A significant part of me wants to agree, unreservedly, with Stephen Marche, and his rant against CanLit. (link) But I’ve read a bunch of versions of such rants before, and so, at the very least, the novelty factor has evaporated for me. I hope Nathan Whitlock over at [TK] has the time to interrogate Marche’s rage thoroughly. For now, I offer a few, polite bullet points.
* If Brooklyn does it better, then stay in Brooklyn. I’m not being glib when I type this. I mean it. Both of Marche’s books have been reviewed in the New York Times Book Review. If Canada isn’t willing to celebrate him, then move to NY permanently, cause Canada ain’t changing anytime soon.

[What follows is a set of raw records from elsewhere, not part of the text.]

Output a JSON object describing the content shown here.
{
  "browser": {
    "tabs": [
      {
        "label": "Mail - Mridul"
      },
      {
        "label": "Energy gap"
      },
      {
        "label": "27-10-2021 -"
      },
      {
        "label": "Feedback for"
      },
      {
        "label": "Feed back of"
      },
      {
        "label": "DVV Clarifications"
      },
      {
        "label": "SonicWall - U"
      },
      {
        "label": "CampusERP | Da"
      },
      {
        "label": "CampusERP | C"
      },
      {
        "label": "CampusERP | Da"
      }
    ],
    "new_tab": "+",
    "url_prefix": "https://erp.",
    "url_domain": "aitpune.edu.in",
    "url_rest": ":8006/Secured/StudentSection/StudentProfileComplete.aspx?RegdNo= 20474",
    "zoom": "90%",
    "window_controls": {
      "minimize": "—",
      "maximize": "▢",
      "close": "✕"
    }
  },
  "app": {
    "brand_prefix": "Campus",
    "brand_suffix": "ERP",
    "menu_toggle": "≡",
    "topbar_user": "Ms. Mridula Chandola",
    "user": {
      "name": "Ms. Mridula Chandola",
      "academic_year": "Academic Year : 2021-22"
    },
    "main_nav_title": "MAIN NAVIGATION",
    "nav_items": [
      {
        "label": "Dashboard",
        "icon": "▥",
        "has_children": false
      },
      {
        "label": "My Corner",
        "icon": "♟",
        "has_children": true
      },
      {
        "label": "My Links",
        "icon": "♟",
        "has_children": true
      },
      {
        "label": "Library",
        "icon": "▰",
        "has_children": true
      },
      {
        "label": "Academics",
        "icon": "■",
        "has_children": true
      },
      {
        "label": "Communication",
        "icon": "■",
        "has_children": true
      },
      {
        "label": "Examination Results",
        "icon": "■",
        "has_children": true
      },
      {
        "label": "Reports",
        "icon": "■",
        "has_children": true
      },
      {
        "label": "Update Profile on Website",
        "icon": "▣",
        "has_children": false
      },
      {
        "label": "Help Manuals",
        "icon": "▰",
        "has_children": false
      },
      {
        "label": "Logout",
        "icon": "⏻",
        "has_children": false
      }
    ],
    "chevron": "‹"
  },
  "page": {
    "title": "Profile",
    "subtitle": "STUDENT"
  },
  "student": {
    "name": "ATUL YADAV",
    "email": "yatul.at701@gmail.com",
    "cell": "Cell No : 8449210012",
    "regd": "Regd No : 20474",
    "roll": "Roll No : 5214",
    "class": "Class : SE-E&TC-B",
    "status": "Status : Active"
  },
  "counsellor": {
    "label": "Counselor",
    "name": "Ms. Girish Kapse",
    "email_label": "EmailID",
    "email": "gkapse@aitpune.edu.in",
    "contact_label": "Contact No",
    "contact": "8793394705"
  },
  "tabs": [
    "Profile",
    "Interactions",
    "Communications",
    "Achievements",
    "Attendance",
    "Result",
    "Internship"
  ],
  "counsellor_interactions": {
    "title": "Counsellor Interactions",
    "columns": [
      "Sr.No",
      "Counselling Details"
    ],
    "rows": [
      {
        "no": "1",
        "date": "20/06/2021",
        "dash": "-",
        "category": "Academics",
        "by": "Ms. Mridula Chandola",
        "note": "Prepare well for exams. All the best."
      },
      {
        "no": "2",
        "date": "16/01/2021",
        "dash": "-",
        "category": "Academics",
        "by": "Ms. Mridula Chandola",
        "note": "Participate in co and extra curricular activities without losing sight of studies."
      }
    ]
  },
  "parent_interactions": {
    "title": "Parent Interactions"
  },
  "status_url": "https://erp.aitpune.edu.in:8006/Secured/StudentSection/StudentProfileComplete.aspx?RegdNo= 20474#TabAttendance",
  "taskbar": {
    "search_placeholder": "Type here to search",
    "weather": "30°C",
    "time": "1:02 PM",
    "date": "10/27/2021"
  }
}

* The entire major prize scene for CanLit is a rickety hunk of crap that cannot be trusted to dole out awards based on merit. Kinda like the Oscars. I realize that in terms of recognition and sales, it’s all fiction writers in this country have, but you can’t be shocked (shocked!) to discover reverse ageism in the Gillers. It is disingenuous for someone as smart as Marche to suggest otherwise.
* McSweeney’s has done as much good as it has done bad. I haven’t read either McSweeney’s or the Believer for a long time. I’m glad they exist, but I’m even gladder I don’t have to read them anymore.
* There is more innovation in CanLit then Marche gives credit to (Coach House, and, um, Coach House). It’s just that innovation isn’t always linked with recognition and sales and big prizes. Sometimes the reward of being innovative is the knowledge that you’re being innovative.
* Foer’s second book was horrible. Really horrible. Innovation by itself is not necessarily a useful virtue.
* Although it is lame to rebut an argument by coming up with an example that runs counter to the rant, I will point out that there is a man named Douglas Coupland who publishes fiction in this country. As I understand, he sells more than a few copies of each of his novels. While perhaps he isn’t Foer or Franzen, he isn’t Atwood either.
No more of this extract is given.